Hi, embedded developer here. Learning electronics and lower-level computing concepts is very fun, and I'll always encourage it. But I also don't think you need to feel particularly anxious about it. For some perspective, web stuff scares me, and while I have some passing knowledge of things like CSS, React, SQL databases, Docker, etc., I'd be hard pressed to actually use those technologies to create and stand up a modern web service without lots of research and learning.

"How a computer works" is very broad, and covers a lot of different disciplines. Like everything else in computing, it's layers of abstraction, and there's a lot of depth you can go into at any level. What you're describing is basically an ECE undergraduate curriculum, but it's very possible to get a "tour" of various layers in less time than that without going to school for it.

There's a lot of different ways to approach learning, and the bottom-to-top tourist approach is certainly one way to do it. I personally would not recommend it, as you're going to run into lots of different concepts that will take time to digest, and some of the tooling will be rather opaque or foreign, without a mentor to guide you. Another approach would be top-to-bottom, where you do some C systems and kernel hacking and work your way down from there. If you the art of programming and Computer Science, that might be a better fit, but there's also lots of arcane stuff in Linux and x86 that can be demotivating. The approach I advocate is usually the "maker" one, where you hang out in embedded systems land, and come up with projects you want to make. The benefit of embedded projects is that your projects will be physical things that interact with the real world (which may or may not be actually useful). That lets you explore a breadth of topics as needed, but is a bit adjacent to your goal of "knowing how a computer works".

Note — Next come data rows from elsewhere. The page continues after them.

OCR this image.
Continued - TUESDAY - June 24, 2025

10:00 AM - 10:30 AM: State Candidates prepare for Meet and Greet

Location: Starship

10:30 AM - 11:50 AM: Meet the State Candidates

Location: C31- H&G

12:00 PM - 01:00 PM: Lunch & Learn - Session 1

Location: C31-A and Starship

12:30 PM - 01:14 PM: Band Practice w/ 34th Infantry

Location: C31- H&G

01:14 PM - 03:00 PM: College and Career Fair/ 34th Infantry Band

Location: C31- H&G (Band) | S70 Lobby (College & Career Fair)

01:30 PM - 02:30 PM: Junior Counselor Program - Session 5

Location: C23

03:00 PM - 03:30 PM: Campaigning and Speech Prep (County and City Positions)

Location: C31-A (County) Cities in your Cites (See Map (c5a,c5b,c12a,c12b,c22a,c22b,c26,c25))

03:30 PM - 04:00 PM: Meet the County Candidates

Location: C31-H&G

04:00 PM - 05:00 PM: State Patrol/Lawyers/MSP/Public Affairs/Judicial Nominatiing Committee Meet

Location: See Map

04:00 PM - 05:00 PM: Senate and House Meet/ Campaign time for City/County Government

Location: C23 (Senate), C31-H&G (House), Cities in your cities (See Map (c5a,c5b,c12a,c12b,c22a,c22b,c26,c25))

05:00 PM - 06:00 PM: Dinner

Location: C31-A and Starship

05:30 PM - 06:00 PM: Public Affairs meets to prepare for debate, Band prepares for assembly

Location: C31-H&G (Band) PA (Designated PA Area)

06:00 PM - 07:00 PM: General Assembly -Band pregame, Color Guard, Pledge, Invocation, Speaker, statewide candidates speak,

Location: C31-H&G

Re: geohotz's curriculum, have others actually done his course? The curriculum looks interesting, but laser focused on bringing up a CPU in Verilog and bootstrapping the OS in C. I'm not sure how easy the course would be without at least some Verilog and systems programming background. 12 weeks seems very aggressive, and you're gonna end up missing concepts if you try to do it at that pace. The course I usually see recommended is nand2tetris, but I haven't tried it myself.

For foundational curriculum, I would probably recommend:

* The CSAPP Book (https://csapp.cs.cmu.edu/) - The introductory systems programming book/course. The labs are really good; do them! You could probably spend a year just with this course and come away satisfied. It'll have you interfacing with computers in C, learning about how cache works, writing your own malloc, doing some networking code, etc.

* Circuit Design - Optional, but some electronics knowledge doesn't hurt, depending on how far down the stack you want to go. Don't need to go into the fancy stuff, but should at least know enough of the basics to understand how transistors work, and how they can be used to form gates.

* Digital Design / FPGA stuff - I don't have a good rec for this. Nand2Tetris? There are some interesting projects out there that make FPGAs more accessible, like fomu and the reverse engineered open lattice toolchains.

* Computer Architecture by Hennessy & Patterson - Guides you through the concepts of a CPU, and has you writing your own MIPS CPU in Verilog. ARM is cool and all, but for a toy CPU, MIPS is a little more manageable, IMO. If you try to go straight to comp arch without some base level of digital design/FPGA/Verilog experience, you will probably have a bad time or end up with some gaps in your knowledge.

I should add my personal opinion, too. FPGAs and comp arch can be fun, but are largely academic, IMO. Unless it's your _thing_, it just provides you with lots of background knowledge when writing OS and systems level code. Messing around at the systems/OS/embedded level will be more fulfilling and scratch the same itches.